Sunday, December 29, 2013

Why, Once You Start Geoengineering, You Can't Stop

One of the criticisms of geoengineering via solar radiation management (SRM) -- such as putting small reflective particles into the upper atmosphere -- is that once you come to rely on it to stop global warming, you are stuck doing it forever.

A recent JGR paper by Jones et al shows how fast temperatures return to the pre-geoengineering trend -- just a decade or two.

The top figure to the right are the results of 11 climate models where 50 years of SRM geoengineering to counter a 1% per year increase in CO2 concentrations was halted after the 50th year. In the first decade after stopping, temperatures shot up by up to 1.5°C, and over 2.0°C over 20 years.

The second figure is for precipation under the same scenario.

Of course, this would be a disaster for lots of species, who are going to have a hard enough time keeping ahead of gradual warming, by heading (if they can) toward the poles or higher in elevation.
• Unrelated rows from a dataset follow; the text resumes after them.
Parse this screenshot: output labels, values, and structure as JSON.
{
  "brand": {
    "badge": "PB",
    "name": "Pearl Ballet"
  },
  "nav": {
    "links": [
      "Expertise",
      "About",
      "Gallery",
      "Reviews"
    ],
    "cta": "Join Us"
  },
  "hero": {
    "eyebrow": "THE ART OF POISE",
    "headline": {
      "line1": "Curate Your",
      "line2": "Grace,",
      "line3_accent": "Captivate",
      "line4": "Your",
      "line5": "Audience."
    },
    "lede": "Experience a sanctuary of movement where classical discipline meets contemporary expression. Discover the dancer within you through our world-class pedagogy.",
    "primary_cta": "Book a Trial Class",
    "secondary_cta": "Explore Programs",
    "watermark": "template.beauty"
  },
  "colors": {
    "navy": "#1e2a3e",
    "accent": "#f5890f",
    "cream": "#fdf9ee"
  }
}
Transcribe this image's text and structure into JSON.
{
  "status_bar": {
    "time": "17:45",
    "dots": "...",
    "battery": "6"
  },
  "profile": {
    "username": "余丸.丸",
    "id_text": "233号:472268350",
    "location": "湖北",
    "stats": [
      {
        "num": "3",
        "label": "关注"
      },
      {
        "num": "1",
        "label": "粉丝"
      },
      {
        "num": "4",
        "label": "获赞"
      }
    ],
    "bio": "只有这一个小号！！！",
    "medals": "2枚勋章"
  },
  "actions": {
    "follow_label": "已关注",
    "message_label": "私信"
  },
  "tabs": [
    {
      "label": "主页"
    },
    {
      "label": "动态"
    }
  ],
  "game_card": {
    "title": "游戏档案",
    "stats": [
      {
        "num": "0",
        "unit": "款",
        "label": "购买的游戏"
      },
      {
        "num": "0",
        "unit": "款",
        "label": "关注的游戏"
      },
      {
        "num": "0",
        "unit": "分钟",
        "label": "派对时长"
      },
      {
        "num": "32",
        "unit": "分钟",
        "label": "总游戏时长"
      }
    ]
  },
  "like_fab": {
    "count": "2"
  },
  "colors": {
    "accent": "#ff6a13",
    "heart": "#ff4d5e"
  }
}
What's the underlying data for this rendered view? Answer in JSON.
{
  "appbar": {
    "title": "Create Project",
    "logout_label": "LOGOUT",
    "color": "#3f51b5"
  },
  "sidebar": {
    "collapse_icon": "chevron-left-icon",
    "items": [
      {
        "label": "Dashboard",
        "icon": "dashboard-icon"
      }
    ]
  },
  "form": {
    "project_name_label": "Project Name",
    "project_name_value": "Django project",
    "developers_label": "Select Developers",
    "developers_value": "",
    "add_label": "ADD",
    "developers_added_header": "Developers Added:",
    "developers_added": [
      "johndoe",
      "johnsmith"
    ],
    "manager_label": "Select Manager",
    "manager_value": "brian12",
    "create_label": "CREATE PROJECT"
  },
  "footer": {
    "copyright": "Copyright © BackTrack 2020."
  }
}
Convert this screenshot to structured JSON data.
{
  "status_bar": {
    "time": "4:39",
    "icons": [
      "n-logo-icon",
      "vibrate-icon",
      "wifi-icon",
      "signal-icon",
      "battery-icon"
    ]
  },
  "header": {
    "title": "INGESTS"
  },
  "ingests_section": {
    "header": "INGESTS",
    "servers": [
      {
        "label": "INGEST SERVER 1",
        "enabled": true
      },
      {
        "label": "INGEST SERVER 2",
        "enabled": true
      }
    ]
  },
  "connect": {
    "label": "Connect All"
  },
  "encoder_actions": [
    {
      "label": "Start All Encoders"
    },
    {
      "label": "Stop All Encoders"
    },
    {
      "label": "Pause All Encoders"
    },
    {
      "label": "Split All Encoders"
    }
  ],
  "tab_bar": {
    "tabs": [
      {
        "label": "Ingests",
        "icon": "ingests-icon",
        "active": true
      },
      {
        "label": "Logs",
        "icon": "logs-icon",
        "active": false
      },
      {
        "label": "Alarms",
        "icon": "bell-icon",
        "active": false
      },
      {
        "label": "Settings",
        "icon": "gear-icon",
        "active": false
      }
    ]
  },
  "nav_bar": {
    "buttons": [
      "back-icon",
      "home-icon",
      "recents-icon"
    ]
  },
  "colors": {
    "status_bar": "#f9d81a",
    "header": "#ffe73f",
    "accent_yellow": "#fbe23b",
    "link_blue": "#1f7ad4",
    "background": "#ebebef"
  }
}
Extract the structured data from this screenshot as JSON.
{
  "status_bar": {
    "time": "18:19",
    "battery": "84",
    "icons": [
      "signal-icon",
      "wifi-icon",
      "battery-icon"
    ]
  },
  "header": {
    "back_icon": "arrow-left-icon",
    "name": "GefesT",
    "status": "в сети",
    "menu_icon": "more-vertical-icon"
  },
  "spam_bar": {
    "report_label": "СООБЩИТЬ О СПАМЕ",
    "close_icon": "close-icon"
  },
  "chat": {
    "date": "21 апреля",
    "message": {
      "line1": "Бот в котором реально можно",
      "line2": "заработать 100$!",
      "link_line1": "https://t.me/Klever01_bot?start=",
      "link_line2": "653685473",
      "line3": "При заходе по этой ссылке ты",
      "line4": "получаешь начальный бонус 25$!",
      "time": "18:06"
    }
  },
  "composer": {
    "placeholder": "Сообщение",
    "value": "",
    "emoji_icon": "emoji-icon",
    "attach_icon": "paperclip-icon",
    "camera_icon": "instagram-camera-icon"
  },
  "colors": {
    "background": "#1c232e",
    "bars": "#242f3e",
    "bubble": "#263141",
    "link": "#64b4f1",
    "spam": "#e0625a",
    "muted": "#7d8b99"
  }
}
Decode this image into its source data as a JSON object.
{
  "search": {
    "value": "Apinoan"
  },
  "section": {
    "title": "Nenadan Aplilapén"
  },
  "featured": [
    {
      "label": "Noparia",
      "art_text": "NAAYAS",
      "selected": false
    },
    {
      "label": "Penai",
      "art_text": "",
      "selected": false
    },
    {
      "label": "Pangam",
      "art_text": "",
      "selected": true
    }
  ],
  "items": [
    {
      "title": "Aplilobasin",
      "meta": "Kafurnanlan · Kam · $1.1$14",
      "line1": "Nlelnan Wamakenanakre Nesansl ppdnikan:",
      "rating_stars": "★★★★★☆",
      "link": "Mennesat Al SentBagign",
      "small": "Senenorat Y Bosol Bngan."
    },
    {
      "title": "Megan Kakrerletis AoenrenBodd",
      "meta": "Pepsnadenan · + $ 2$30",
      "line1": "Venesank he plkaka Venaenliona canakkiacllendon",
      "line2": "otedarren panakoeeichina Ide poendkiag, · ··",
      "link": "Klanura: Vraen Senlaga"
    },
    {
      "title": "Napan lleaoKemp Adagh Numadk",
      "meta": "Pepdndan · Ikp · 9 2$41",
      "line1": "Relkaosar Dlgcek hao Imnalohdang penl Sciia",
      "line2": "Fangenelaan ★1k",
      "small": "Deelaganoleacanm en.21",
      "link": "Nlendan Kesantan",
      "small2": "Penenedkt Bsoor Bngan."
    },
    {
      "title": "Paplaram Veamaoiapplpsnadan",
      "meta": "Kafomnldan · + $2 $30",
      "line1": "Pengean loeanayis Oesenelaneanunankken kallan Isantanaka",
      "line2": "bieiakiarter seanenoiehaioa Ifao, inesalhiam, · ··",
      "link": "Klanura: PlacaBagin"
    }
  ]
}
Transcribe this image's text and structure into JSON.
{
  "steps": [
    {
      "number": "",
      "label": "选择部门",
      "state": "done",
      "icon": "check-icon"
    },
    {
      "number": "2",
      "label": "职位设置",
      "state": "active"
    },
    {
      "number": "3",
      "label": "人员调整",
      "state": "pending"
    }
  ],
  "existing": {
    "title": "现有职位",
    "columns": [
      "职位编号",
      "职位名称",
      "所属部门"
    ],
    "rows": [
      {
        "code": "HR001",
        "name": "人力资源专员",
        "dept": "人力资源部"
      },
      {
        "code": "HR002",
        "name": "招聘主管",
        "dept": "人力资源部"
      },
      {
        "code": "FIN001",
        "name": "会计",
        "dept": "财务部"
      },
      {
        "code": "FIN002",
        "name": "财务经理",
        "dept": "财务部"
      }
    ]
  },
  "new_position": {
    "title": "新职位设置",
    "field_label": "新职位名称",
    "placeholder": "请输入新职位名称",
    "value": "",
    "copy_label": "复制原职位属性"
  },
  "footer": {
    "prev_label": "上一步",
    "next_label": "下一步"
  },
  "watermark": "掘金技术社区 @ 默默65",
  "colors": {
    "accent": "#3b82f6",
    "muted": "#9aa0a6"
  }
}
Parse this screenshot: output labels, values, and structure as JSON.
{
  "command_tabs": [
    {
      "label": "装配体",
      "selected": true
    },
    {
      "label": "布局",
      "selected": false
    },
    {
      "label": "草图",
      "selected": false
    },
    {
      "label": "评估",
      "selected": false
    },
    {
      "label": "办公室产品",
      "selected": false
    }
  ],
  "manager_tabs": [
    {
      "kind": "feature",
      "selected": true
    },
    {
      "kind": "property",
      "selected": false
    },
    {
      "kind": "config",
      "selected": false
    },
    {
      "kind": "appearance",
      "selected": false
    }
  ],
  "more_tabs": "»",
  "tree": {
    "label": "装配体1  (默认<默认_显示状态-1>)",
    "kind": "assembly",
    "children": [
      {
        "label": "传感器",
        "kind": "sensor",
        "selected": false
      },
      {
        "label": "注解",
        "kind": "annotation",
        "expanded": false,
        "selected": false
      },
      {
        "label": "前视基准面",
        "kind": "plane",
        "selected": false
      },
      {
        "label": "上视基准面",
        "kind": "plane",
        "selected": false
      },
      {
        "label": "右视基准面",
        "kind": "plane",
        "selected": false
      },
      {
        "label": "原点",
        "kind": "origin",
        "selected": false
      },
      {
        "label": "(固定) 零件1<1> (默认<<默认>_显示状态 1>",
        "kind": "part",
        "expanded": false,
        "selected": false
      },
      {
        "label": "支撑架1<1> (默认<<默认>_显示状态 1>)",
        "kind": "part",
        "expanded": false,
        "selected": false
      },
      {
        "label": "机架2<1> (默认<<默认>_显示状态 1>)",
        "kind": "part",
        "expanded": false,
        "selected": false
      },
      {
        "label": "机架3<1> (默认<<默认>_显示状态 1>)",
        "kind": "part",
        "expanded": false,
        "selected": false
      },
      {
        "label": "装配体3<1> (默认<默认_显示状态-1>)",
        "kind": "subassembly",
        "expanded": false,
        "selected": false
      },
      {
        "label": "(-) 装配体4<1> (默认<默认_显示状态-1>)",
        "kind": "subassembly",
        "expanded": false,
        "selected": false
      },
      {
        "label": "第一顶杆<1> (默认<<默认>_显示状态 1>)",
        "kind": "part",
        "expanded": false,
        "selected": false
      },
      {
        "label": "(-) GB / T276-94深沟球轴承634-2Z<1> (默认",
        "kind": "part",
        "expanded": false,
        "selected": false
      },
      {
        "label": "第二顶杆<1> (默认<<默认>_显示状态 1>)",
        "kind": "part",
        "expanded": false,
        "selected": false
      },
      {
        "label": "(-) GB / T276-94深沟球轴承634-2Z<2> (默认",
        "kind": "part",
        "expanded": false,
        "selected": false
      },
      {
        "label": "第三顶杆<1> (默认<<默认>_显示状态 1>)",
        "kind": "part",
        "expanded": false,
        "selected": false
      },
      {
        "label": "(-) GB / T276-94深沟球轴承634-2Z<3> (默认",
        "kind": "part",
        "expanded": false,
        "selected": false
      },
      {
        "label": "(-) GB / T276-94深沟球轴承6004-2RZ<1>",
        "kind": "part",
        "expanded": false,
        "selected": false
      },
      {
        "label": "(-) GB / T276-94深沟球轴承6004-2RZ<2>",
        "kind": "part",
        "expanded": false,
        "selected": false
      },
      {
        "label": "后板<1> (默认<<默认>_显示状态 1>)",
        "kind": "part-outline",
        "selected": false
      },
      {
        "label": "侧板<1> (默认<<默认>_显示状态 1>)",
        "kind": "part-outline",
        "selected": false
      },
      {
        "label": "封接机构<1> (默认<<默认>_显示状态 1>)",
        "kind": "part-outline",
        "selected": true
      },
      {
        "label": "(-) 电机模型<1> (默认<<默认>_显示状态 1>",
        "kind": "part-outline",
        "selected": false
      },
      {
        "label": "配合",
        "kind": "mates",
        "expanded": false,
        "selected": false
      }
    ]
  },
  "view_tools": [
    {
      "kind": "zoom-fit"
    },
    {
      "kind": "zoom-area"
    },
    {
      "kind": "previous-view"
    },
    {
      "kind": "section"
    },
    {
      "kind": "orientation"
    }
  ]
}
In this picture they'd see no reason to migrate for the first 50 years, then be stuck when temperatures spiked upward.

Not only that, but we'd be creating a high-CO2, low-temperature world, the likes of which Earth and its ecosystems have never, ever experienced.

It's unlikely our descendants are going to appreciate the never-ending geoengineering project we could commit them to. In fact, probably no generation in the history of mankind is going to be as reviled as much as ours will be, for having known about the dangers of manmade climate change but choosing to do nothing about them. I wonder what they will call us -- "heedless" seems far too kind.

PS: This result is similar to that of Ross and Matthews that I used in a recent Yale Forum article.

3 comments:

hengist mcstone said...

"It's unlikely our ancestors are going to appreciate..." You mean descendants.

David Appell said...

Fixed -- thanks.

Tommy Teeple said...

The patients are running the asanesylum.